One of Our Most Charming Favourites of the Stage

Two things we can say with certainty about Eleanor Bufton (1842-1893) was that she was one of the leading actresses of the Victorian period and that she came from Radnorshire.

The Dictionary of National Biography, she was well enough known to be listed in that august work, has it that she was born in Llanbister in 1842, the illegitimate daughter of an illiterate mother, one Mary Bufton. I'm not so sure. The 1881 census lists her husband Arthur Swanborough, actor-manager of the Strand theatre and his mother-in-law, an Esther Bufton who was born in Knill around 1812. Eleanor was away from home in Liverpool and her birthplace looks for all the world like Evenjobb. The 1871 census confirms that mother and daughter were born in Radnorshire. Eleanor had married Arthur Swanborough, his real name was Smith, in 1860 and the pair are listed under that surname in the 1861 census, again mother Esther is living with her daughter. Miss Bufton's age varies quite widely in these records, in 1861 she was 26, by 1871 she had aged a mere three years and was 29, while by 1881 she was 41, when she died in 1893 her age is given as 58, all of which suggests to me that she was born around 1835.

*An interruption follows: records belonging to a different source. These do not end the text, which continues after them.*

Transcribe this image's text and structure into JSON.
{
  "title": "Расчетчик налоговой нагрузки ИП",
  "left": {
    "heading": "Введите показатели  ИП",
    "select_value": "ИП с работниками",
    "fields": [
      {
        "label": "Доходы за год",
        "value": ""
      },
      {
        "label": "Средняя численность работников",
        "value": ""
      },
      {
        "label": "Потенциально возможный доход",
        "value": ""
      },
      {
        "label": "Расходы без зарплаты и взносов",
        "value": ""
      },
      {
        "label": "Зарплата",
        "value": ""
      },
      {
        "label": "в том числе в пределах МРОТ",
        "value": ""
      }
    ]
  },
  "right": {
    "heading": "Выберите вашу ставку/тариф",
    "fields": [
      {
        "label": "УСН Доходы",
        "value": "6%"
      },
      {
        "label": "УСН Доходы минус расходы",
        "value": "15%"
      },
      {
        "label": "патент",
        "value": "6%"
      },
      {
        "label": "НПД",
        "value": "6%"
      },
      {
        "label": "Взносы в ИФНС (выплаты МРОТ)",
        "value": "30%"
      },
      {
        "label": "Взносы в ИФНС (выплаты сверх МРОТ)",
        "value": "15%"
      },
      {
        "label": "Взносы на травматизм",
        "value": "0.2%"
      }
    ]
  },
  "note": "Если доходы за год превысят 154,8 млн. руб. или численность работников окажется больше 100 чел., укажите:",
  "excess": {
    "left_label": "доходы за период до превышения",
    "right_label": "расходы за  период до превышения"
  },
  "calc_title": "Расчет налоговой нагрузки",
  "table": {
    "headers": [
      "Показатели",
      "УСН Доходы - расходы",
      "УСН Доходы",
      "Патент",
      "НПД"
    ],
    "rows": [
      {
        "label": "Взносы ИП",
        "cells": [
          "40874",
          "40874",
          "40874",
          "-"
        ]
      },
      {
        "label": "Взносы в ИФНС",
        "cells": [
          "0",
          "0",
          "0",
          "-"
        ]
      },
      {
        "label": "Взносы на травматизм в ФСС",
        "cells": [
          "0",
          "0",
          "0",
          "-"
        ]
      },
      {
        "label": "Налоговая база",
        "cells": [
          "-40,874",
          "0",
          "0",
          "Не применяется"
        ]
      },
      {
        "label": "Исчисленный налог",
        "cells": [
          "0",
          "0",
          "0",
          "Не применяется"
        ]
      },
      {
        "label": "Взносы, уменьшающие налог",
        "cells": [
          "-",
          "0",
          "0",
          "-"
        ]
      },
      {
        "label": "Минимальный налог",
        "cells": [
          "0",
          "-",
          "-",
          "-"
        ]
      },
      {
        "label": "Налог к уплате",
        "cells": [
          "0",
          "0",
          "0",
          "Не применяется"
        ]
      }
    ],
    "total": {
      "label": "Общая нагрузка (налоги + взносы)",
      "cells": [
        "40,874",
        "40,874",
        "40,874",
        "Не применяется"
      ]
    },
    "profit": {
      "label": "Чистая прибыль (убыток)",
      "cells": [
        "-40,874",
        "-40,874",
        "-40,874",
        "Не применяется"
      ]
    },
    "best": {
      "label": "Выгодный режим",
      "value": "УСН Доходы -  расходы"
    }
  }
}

In 1871 Eleanor Bufton hit the headlines when she was involved in a minor railway accident which left her cut about the head and bruised. She successfully sued the Metropolitan Railway Company, her acting ability perhaps proved by the jury's award of £1600 in damages. In 1880 Miss Bufton was again on the front pages when she was the victim of an outrageous attack while walking home from the theatre. The perpetrator was never found, perhaps it was a shareholder of the Railway Company.

There are some photographs of Eleanor and her daughters Vere and Gussie here.

1 comment:

Anonymous said...

Some additional information, it looks as if Eleanor was the daughter of John Bufton and his wife Esther - a Radnorshire blacksmith who moved to Birmingham when his daughter was quite young - they were there by 1841.